Still, many of his early paintings are considered masterpieces. Not just as forerunners of coming work, but as fantastic accomplishments in their own right. Yet during all this time, Monet fretted and bickered and scratched out hundreds of paintings in progress. Something inside him drove him to push harder with each painting, to reach new levels of accomplishment that others may not even have been able to notice.
Alexa Johnson
My wife. A talented poet and copywriter, she proofs much of my writing. I had pushed a recent copywriting project as far as I could see to take it. And while I was happy about some of my work, other parts I wasn’t so sure about. Confused, stressed, I gave my work to my wife.
Her feedback was insightful and gave me confidence that I was on the right track. But as she said, I needed to take it even further. With that confidence, I took up my pencil again and tightened the writing even more, pushing it forward again until I wasn’t sure if it was any good at all.
John Cleese
I recently watched a speech Cleese gave on writing and creativity. In it, he made an unusual observation:
To know how good you are at something requires the same skills as it does to be good at that thing. Which means, if you’re absolutely hopeless at something, you lack exactly those skills you need to know you’re absolutely hopeless at it. This is a profound discovery. That most people who have no idea what they’re doing have no idea they have no idea what they’re doing. It explains a great deal of life….It explains why so many people who are in charge of so many organizations have no idea what they’re doing. They have a terrible blind spot.
How do you know when you’re done?
John Cleese is right. We can’t fully judge our own success — at least in subjective, fuzzy pursuits like art and management and creativity — unless we’ve previously been successful in that specific way. Now turn that on its head.
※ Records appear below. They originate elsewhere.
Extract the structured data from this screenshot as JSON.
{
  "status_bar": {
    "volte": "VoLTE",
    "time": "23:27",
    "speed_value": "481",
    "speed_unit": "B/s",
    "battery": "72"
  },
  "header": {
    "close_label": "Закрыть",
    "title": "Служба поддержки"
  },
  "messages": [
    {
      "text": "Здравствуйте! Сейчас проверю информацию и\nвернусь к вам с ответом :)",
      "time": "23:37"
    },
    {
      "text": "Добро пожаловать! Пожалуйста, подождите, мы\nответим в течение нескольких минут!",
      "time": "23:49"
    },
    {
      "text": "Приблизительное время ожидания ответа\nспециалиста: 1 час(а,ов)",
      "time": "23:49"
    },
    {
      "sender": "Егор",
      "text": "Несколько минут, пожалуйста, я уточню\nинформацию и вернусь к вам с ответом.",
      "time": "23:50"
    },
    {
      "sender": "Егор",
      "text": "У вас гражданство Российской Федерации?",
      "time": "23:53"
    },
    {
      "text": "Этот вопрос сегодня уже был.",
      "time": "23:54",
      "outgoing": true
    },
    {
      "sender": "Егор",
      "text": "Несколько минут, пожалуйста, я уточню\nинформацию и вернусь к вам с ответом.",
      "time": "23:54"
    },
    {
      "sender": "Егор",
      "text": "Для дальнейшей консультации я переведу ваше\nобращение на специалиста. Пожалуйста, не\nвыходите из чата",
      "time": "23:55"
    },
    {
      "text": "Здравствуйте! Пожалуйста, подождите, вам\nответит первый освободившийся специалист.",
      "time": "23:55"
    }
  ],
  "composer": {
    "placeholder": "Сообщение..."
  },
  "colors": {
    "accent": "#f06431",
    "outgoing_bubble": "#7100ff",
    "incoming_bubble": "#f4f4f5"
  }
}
If you can attest to the high-quality of your work, you’re not pushing yourself forward. If you’re happy and confident about your work, you’re just going through the motions.
Part of Monet’s greatness was consistently working beyond his comfort level. My worry that my work may have been drivel was actually a good sign. It meant I was growing as a writer. Of course, my work may well have been bad writing (and some of it was), but that’s alright; failure is a part of growth.
How do you know when you’re done? You never do. But if you still feel good about your work, you’re not there yet.